The center of the action then was Sproul Plaza on the UC-Berkeley campus. This is where Mario Savio delivered his fiery speeches in the Free Speech Movement in ’64. It was the flashpoint for the People’s Park riots of ’69. And to this day, it is the spot where generations of students and activists have set up their card tables to promote such causes as civil rights, ending apartheid and saving the whales.

The northern terminus of Berkeley’s storied Telegraph Avenue is a very special place to Joe, where he played some of his first public gigs as a fledgling folksinger, where he met Barry Melton, who became the lead guitarist for the Fish, and where Joe sometimes gave impromptu free concerts in the late ’70s. In 1967, the band played often at local venues like the Jabberwock coffeehouse, the Pauley Ballroom and the Finnish Brotherhood Hall.

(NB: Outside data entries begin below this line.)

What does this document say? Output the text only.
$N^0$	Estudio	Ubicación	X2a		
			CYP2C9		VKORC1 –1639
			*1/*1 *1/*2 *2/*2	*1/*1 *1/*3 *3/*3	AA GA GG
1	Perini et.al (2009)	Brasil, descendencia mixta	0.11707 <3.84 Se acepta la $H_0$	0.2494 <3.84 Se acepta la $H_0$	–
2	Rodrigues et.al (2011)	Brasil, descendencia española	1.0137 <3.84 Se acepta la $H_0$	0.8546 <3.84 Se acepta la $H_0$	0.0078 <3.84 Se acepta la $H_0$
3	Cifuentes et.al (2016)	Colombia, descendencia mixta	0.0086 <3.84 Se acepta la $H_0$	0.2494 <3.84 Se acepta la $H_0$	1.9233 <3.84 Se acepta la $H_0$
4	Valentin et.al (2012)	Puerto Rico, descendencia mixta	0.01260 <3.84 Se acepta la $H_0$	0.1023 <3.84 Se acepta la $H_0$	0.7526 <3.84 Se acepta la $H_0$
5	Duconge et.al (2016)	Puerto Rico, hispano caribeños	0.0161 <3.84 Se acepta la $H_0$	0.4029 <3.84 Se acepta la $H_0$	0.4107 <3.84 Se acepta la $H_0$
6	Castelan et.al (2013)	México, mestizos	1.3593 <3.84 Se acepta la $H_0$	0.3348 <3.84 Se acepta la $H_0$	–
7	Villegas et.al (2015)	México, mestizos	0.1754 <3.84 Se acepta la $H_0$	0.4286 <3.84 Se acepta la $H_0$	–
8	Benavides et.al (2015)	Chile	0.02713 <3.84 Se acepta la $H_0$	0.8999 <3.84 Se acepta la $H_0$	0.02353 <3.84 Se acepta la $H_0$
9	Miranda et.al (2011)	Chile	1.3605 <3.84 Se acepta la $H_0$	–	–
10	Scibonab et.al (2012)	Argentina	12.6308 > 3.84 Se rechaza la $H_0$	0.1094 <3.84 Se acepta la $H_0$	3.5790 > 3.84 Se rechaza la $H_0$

“I've always found that I'm a part of this city, not like a star of the city, but a part of it, just another citizen,” Joe says. “There's quite a few unique citizens who've lived here a long, long time and I'm fortunate to be here and be one of them.”

Time has been good to Joe as well. The late afternoon sun has finally warmed the day, streaming over the Golden Gate to light the East Bay hills like a Thomas McGlynn painting as he takes in his hometown. At 65, his hair is graying and thinner and a few tiny ruptured vessels etch the surface of his face, but the eyes still have the same piercing gaze they had when he penned lyrics that implored generals and politicians to think about what the hell they were doing.

“My goal will never be achieved in my lifetime, of peace and love on the Planet Earth,” he says, “but I'll do my bit to further it as long as I can and when I'm gone, someone else will pick it up and that's the way it will go.

“It will be known that I contributed my part, as to the music and the culture of my generation, not just politically, although I added a political, social, moral element when there wasn't one.”